Add batch mode for JSONL function runs#589
Conversation
Function-runner parses JSON inputs into serde_json::Value and reserializes them before passing bytes to the WASM. With serde_json's default map implementation, this sorts object keys lexicographically, which can change JS behavior that depends on Object.keys() ordering for fallback logic.\n\nEnable serde_json's preserve_order feature so JSON input object key order is retained, and add a regression test covering nested metafield-like message objects. This keeps function-rerunner parity closer to production inputs for Checkout Blocks discount functions.\n\nVerified with:\n- cargo test json_input_preserves_object_key_order_in_raw_bytes\n- cargo build --release\n- cargo test\n- Rerunning the 17 discount localized-message mismatch rows with the fixed release runner produced full semantic matches. Assisted-By: devx/c659e918-9568-4750-b122-e3890447348a
|
@davejcameron I created this draft PR to at least start the conversation about merging these changes into main. Is there any reason not to pursue that? |
Make batch mode continue by default and add --batch-fail-on-error for callers that want fail-fast behavior. Count actual function successes and failures based on FunctionRunResult.success instead of treating every successful runner invocation as a successful function run.\n\nAdd integration coverage for default continue behavior, fail-fast behavior, and accurate batch summaries. Also update integration tests to use assert_cmd::cargo::cargo_bin! instead of the deprecated Command::cargo_bin helper.\n\nVerified with:\n- cargo test batch_\n- cargo test Assisted-By: devx/c659e918-9568-4750-b122-e3890447348a
Batch mode is intended to process large JSONL input sets efficiently. Javy/provider functions were still compiling the embedded standard provider module for every input row, so provider setup dominated runtime even though the function module itself was reused.\n\nCompile the standard provider once before the batch loop and pass the compiled provider into each row execution. IOHandler now instantiates the precompiled provider module when it matches the function's standard import, falling back to the old Module::from_binary path otherwise.\n\nAdd batch coverage for a Javy v3 function to exercise the provider path.\n\nMeasured locally on 5,000 js_function_javy_plugin_v3 rows:\n- Before: median 52.31s\n- After: median 0.20s warm run\n\nMeasured on discount-order's 250,003-row parity dataset:\n- Before: 549.85s, 454.68 rows/sec\n- After: 119.87s, 2085.58 rows/sec\n\nVerified with:\n- cargo test batch_\n- cargo test Assisted-By: devx/c659e918-9568-4750-b122-e3890447348a
|
It makes sense to me to add a mode where we batch a bunch of inputs and write a series of outputs. The code changes seem a bit messier though. I think we could update the You can also open a separate PR to add |
|
@jeffcharles Yep, code definitely needs to be cleaned up and split into distinct changes.

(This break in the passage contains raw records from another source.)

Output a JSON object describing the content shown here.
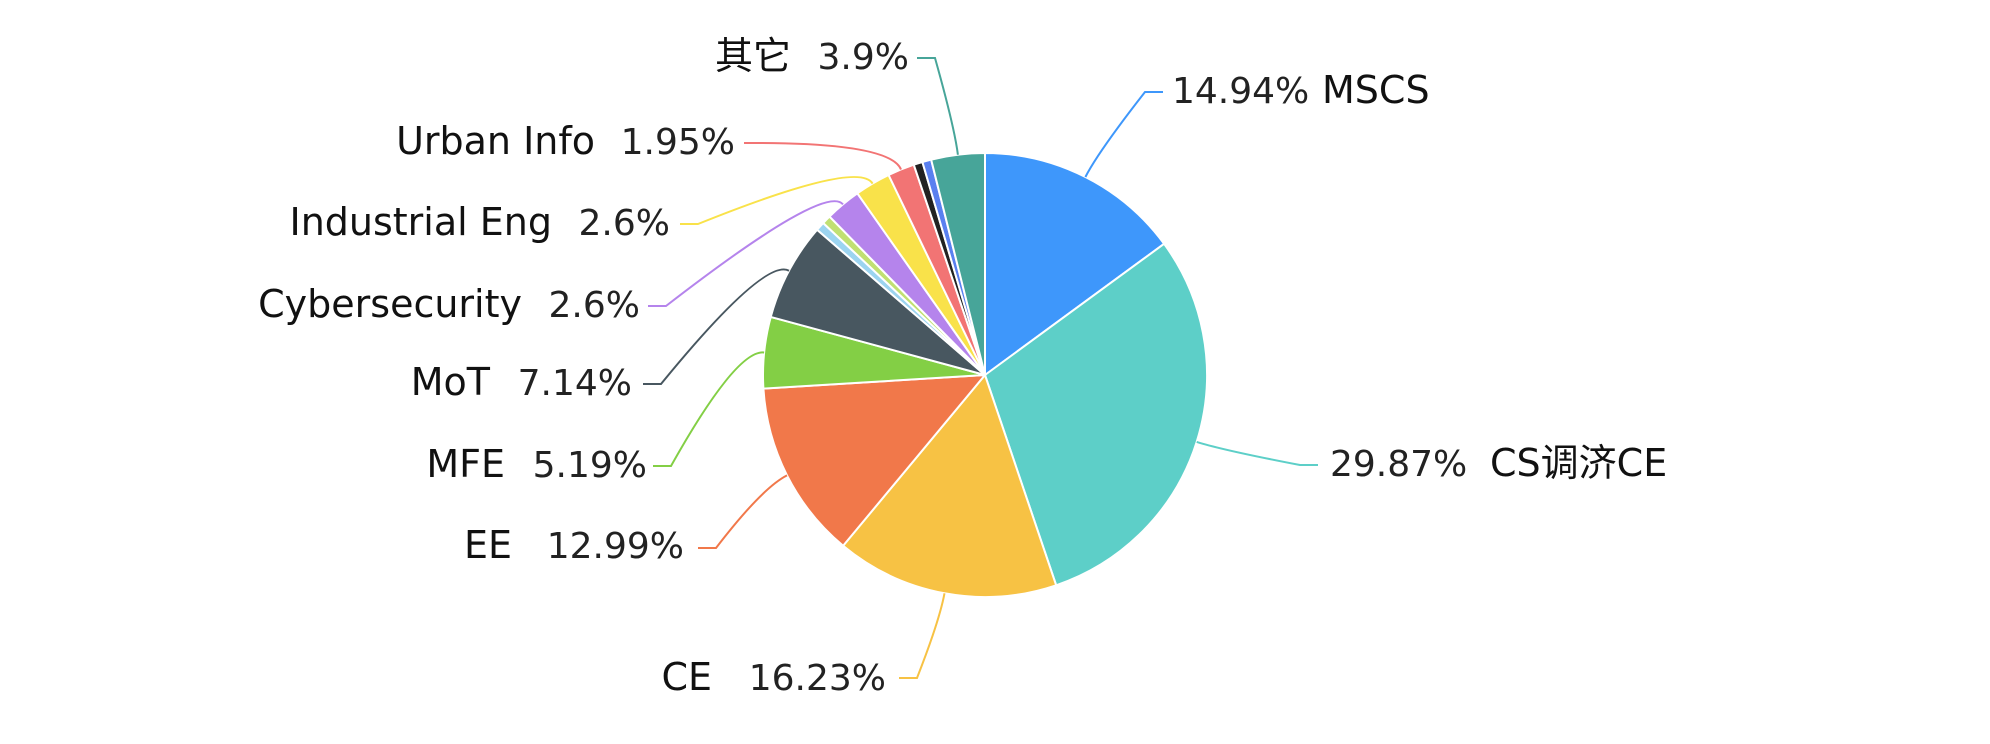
{
  "chart_data": {
    "type": "pie",
    "slices": [
      {
        "label": "MSCS",
        "value": 14.94,
        "pct_label": "14.94%",
        "color": "#3e97fb",
        "labelled": true
      },
      {
        "label": "CS调济CE",
        "value": 29.87,
        "pct_label": "29.87%",
        "color": "#5dcfc8",
        "labelled": true
      },
      {
        "label": "CE",
        "value": 16.23,
        "pct_label": "16.23%",
        "color": "#f7c244",
        "labelled": true
      },
      {
        "label": "EE",
        "value": 12.99,
        "pct_label": "12.99%",
        "color": "#f1784a",
        "labelled": true
      },
      {
        "label": "MFE",
        "value": 5.19,
        "pct_label": "5.19%",
        "color": "#83cf45",
        "labelled": true
      },
      {
        "label": "MoT",
        "value": 7.14,
        "pct_label": "7.14%",
        "color": "#485760",
        "labelled": true
      },
      {
        "label": "",
        "value": 0.65,
        "pct_label": "",
        "color": "#9cd4f0",
        "labelled": false
      },
      {
        "label": "",
        "value": 0.65,
        "pct_label": "",
        "color": "#c1e072",
        "labelled": false
      },
      {
        "label": "Cybersecurity",
        "value": 2.6,
        "pct_label": "2.6%",
        "color": "#b584ec",
        "labelled": true
      },
      {
        "label": "Industrial Eng",
        "value": 2.6,
        "pct_label": "2.6%",
        "color": "#f9e24a",
        "labelled": true
      },
      {
        "label": "Urban Info",
        "value": 1.95,
        "pct_label": "1.95%",
        "color": "#f27474",
        "labelled": true
      },
      {
        "label": "",
        "value": 0.65,
        "pct_label": "",
        "color": "#222222",
        "labelled": false
      },
      {
        "label": "",
        "value": 0.65,
        "pct_label": "",
        "color": "#5a80f0",
        "labelled": false
      },
      {
        "label": "其它",
        "value": 3.9,
        "pct_label": "3.9%",
        "color": "#47a599",
        "labelled": true
      }
    ],
    "start_angle_deg": 0,
    "direction": "clockwise"
  }
}
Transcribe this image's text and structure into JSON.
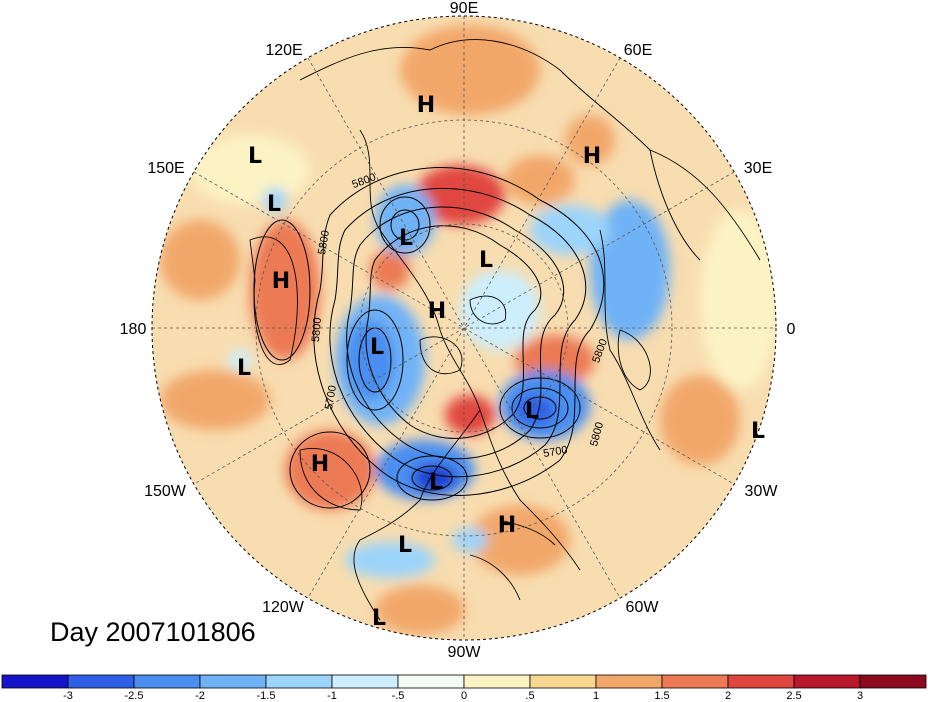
{
  "title": "Day 2007101806",
  "longitude_labels": [
    {
      "id": "lon-90e",
      "text": "90E"
    },
    {
      "id": "lon-60e",
      "text": "60E"
    },
    {
      "id": "lon-120e",
      "text": "120E"
    },
    {
      "id": "lon-30e",
      "text": "30E"
    },
    {
      "id": "lon-150e",
      "text": "150E"
    },
    {
      "id": "lon-180",
      "text": "180"
    },
    {
      "id": "lon-0",
      "text": "0"
    },
    {
      "id": "lon-150w",
      "text": "150W"
    },
    {
      "id": "lon-30w",
      "text": "30W"
    },
    {
      "id": "lon-120w",
      "text": "120W"
    },
    {
      "id": "lon-60w",
      "text": "60W"
    },
    {
      "id": "lon-90w",
      "text": "90W"
    }
  ],
  "pressure_centers": [
    {
      "id": "h1",
      "text": "H"
    },
    {
      "id": "h2",
      "text": "H"
    },
    {
      "id": "l1",
      "text": "L"
    },
    {
      "id": "l2",
      "text": "L"
    },
    {
      "id": "h3",
      "text": "H"
    },
    {
      "id": "l3",
      "text": "L"
    },
    {
      "id": "l4",
      "text": "L"
    },
    {
      "id": "h4",
      "text": "H"
    },
    {
      "id": "l5",
      "text": "L"
    },
    {
      "id": "l6",
      "text": "L"
    },
    {
      "id": "l7",
      "text": "L"
    },
    {
      "id": "l8",
      "text": "L"
    },
    {
      "id": "h5",
      "text": "H"
    },
    {
      "id": "l9",
      "text": "L"
    },
    {
      "id": "h6",
      "text": "H"
    },
    {
      "id": "l10",
      "text": "L"
    },
    {
      "id": "l11",
      "text": "L"
    }
  ],
  "contour_labels": [
    {
      "id": "c1",
      "text": "5800"
    },
    {
      "id": "c2",
      "text": "5800"
    },
    {
      "id": "c3",
      "text": "5800"
    },
    {
      "id": "c4",
      "text": "5700"
    },
    {
      "id": "c5",
      "text": "5800"
    },
    {
      "id": "c6",
      "text": "5700"
    },
    {
      "id": "c7",
      "text": "5800"
    }
  ],
  "colorbar": {
    "ticks": [
      "-3",
      "-2.5",
      "-2",
      "-1.5",
      "-1",
      "-.5",
      "0",
      ".5",
      "1",
      "1.5",
      "2",
      "2.5",
      "3"
    ],
    "colors": [
      "#1414c8",
      "#2e5fe6",
      "#4a8ef0",
      "#6fb2f6",
      "#9cd4fa",
      "#cdeefc",
      "#f3f9f4",
      "#fcf3c4",
      "#f8d890",
      "#f2a76a",
      "#ec7a55",
      "#e04640",
      "#b8162a",
      "#8c0a1e"
    ]
  },
  "colors": {
    "ocean_base": "#f8ddb0",
    "warm": "#f2a76a",
    "warm_strong": "#ec7a55",
    "cold": "#9cd4fa",
    "cold_strong": "#4a8ef0",
    "cold_deep": "#1e3cd0"
  }
}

It's a bit of a dumping ground at the moment. |
Refs shop/issues-checkout#13420
Why
Checkout Blocks parity testing needs to replay large production datasets efficiently and faithfully. Migration validation often requires rerunning hundreds of thousands of function inputs, and invoking
function-runneronce per row spends most of the time on repeated process startup plus Wasmtime engine/module setup.This branch adds a JSONL batch execution mode so callers like
function-rerunnercan stream many inputs through one runner process while reusing the loaded function module.The branch also includes a JSON input fidelity fix discovered while using batch reruns for Checkout Blocks discount parity:
function-runnerwas sorting JSON object keys during parse/reserialize. That changed object-order-sensitive JS fallback behavior and produced false localized-message mismatches.What
Batch execution
--batchmode.--inputor piped stdin.--batch-continue-on-errorfor best-effort processing when individual lines fail.JSON input fidelity
serde_json'spreserve_orderfeature so JSON object key order survives input normalization.Cargo.lockfor theindexmapdependency required byserde_json/preserve_order.Testing / parity
cargo test json_input_preserves_object_key_order_in_raw_bytescargo build --releasecargo testCheckout Blocks parity verification with the rebuilt local runner:
function-rerunner.discount-order: 250,003 / 250,003 semantic matchesdiscount-shipping: 250,002 / 250,002 semantic matchesRisks
--batch-continue-on-errorreturns per-line error JSON for failures; consumers should handle success and error rows explicitly.serde_json/preserve_orderadds anindexmapdependency.